„Be My Baby“-Sängerin Ronnie Spector ist tot: Ich gebe dir drei dafür
Frankfurter Rundschau
Zum Tod der Sängerin Ronnie Spector von den Ronettes.
Bevor uns die Corona-Viren über die Mechanismen und Gefahren des exponentiellen Wachstums das Fürchten lehrten, hatte es Ronnie Spector bereits in charmant-popmusikalischer Manier durchgespielt. Für jeden Kuss, den du mir gibst, hieß es 1963 in dem grandiosen Welthit „Be My Baby“ von den Ronettes, gebe ich dir drei zurück. Was im Überschwang der Liebe als leidenschaftliches Bekenntnis erscheinen mag, kann – für bare Münze genommen – schnell zur Erschöpfung führen.

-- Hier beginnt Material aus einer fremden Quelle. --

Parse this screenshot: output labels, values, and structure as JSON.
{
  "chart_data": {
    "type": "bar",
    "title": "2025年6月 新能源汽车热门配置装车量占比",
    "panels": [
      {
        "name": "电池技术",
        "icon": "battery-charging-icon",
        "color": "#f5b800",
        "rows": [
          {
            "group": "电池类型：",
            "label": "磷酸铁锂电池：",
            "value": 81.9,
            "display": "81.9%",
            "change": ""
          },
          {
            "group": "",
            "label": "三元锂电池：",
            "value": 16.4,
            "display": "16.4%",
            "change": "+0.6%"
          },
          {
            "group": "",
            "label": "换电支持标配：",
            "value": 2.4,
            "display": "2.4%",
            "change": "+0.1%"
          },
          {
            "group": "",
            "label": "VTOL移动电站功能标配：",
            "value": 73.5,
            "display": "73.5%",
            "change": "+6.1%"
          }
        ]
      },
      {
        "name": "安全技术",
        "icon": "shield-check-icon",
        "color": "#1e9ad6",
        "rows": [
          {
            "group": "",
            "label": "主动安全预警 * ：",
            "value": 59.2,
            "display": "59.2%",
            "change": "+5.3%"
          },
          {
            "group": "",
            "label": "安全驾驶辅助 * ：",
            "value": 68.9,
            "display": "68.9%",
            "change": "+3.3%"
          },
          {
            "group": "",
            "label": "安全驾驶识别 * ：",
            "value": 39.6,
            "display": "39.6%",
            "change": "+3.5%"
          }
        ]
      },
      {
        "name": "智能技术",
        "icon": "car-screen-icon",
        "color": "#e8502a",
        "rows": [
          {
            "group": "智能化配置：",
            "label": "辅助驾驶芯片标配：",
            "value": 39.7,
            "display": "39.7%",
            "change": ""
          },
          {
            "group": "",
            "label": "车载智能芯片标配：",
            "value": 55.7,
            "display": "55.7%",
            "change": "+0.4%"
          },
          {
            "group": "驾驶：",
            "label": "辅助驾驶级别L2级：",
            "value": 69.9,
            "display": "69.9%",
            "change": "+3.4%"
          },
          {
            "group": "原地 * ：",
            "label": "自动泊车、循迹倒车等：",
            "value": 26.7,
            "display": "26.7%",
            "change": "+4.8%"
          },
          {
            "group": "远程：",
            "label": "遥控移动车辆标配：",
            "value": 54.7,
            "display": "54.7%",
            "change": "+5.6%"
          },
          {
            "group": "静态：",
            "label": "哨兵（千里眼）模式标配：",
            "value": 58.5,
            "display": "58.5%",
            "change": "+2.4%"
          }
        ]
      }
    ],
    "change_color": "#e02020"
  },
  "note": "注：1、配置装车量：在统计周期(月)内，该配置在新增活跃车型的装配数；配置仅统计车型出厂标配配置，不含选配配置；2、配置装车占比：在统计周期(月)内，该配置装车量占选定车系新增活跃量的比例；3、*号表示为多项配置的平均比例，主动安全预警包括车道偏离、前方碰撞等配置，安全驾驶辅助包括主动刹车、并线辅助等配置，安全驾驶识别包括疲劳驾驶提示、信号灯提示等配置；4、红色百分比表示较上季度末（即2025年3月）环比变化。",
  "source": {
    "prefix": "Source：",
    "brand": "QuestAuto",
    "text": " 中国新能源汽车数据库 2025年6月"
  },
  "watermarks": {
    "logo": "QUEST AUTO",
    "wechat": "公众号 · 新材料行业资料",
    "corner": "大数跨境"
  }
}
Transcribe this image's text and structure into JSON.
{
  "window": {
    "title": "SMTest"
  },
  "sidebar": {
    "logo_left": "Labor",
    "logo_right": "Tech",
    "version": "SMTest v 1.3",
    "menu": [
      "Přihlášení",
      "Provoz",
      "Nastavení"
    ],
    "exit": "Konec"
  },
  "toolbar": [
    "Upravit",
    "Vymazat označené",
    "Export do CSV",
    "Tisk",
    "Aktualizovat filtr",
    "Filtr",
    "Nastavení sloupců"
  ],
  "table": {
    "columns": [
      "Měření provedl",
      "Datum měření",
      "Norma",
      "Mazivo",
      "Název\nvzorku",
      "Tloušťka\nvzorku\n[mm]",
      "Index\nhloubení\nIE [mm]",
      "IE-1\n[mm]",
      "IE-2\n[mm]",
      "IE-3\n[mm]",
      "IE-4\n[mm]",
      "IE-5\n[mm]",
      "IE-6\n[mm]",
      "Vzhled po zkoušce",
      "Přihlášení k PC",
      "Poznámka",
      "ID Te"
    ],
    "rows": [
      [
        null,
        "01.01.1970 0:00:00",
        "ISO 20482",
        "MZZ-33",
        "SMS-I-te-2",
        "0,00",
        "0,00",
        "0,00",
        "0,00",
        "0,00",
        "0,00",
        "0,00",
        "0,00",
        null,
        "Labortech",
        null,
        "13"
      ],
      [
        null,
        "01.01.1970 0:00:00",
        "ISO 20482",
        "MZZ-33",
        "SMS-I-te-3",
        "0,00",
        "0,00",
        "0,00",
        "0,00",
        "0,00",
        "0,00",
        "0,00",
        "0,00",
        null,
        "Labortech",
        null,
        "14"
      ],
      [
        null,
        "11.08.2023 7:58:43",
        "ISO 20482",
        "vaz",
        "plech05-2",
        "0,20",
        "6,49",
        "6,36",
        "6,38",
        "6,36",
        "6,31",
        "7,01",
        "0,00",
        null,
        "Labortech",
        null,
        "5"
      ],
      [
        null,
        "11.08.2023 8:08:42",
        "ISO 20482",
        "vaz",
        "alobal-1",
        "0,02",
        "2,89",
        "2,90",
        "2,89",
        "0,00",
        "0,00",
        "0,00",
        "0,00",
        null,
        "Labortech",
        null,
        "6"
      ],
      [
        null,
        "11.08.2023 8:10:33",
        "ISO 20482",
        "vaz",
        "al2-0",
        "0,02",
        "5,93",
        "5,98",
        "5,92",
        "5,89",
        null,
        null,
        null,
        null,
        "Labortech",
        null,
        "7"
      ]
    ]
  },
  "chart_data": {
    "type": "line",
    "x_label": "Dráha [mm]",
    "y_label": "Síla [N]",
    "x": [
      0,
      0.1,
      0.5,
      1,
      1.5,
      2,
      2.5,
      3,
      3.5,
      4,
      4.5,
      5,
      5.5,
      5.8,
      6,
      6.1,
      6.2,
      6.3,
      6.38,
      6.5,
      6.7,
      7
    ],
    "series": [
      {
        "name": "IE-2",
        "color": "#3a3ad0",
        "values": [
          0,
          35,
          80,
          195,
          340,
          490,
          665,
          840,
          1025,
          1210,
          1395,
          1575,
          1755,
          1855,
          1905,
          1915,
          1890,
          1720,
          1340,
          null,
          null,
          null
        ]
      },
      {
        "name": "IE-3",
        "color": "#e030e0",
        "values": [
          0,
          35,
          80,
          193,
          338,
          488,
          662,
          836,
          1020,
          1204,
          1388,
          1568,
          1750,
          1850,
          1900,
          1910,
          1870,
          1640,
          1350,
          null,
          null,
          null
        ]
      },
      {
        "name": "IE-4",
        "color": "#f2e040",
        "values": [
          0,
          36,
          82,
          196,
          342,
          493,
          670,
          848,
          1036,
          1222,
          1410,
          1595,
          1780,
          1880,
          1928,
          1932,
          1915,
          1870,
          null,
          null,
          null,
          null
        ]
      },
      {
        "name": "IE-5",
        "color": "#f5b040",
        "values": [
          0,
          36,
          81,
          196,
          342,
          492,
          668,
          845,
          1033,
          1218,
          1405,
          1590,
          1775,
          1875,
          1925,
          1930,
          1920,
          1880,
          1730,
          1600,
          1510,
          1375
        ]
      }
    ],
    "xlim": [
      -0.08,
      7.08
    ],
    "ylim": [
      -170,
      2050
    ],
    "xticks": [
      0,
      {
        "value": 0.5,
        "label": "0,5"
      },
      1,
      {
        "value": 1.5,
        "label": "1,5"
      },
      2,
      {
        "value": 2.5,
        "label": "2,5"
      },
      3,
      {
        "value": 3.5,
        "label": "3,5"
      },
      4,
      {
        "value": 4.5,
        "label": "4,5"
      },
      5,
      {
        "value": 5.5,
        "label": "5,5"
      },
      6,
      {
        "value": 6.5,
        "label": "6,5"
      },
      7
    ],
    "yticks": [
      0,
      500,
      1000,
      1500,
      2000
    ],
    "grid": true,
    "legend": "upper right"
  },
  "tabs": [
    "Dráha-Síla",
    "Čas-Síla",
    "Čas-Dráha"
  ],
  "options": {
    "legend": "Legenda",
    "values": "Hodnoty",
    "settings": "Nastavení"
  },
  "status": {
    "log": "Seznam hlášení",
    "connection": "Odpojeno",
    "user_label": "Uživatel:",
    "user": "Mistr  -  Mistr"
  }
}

Für Phil Spector und die Ronettes, ein seit 1957 aus den Schwestern Ronnie und Estelle Bennett sowie deren Cousine Nedra Alley bestehendes Gesangstrio, war es der Aufstieg in den Pophimmel im Zeichen des Spector-Sounds. „Be My Baby“ nämlich war nicht einfach nur ein süßlich-eingängiger, von adretten jungen Frauen vorgetragener Schlager, sondern die Etablierung eines Sounds lustvoller Übertreibung.
Produzent Phil Spector war ein musikalischer Perfektionist und besetzte alle Instrumente mehrfach. Zu „Be My Baby“ erklingen vier Gitarren, ebenso waren zwei Bassisten, zwei Schlagzeuger und vier Keyboarder für die Aufnahmen verpflichtet worden, darunter Leon Russel, der kongeniale Arrangeur von Joe Cockers späterer Band Mad Dog And Englishmen.
Ronnie Spector, 1943 im New Yorker Stadtteil East Harlem geboren, heiratete Phil Spector zwei Jahre nach der Auflösung der Ronettes. Also Solokünstlerin konnte sie jedoch kaum mehr an die Erfolge des Trios anknüpfen, obwohl sogar George Harrison von den Beatles 1971 den Song „Try Some, Buy Some“ für sie geschrieben hatte. Die Ronettes hatten nicht zuletzt aufgrund ihre äußerer Erscheinung für Furore gesorgt. Mit ihren hochtoupierten Big-Hair-Frisuren lösten sie sich vom Image artiger Gesangsschwestern, und mit ihren Tanzchoreografien legten sie die Spur zu einer Präsentationform jenseits des bloßen Haltens von Mikrofonen.
Ihre Ehe aber wurde für Ronnie Spector bald zur Hölle. Phil Spector erwies sich als Kontrollfreak und Schläger, die Trennung erfolgte 1972, die Scheidung zwei Jahre später. Der in der Branche wegen seiner musikalischen Qualitäten weithin geschätzte, 2021 gestorbene Produzent war 2009 wegen der Ermordung der Schauspielerin Lana Clarkson zu 19 Jahren Haft verurteilt worden.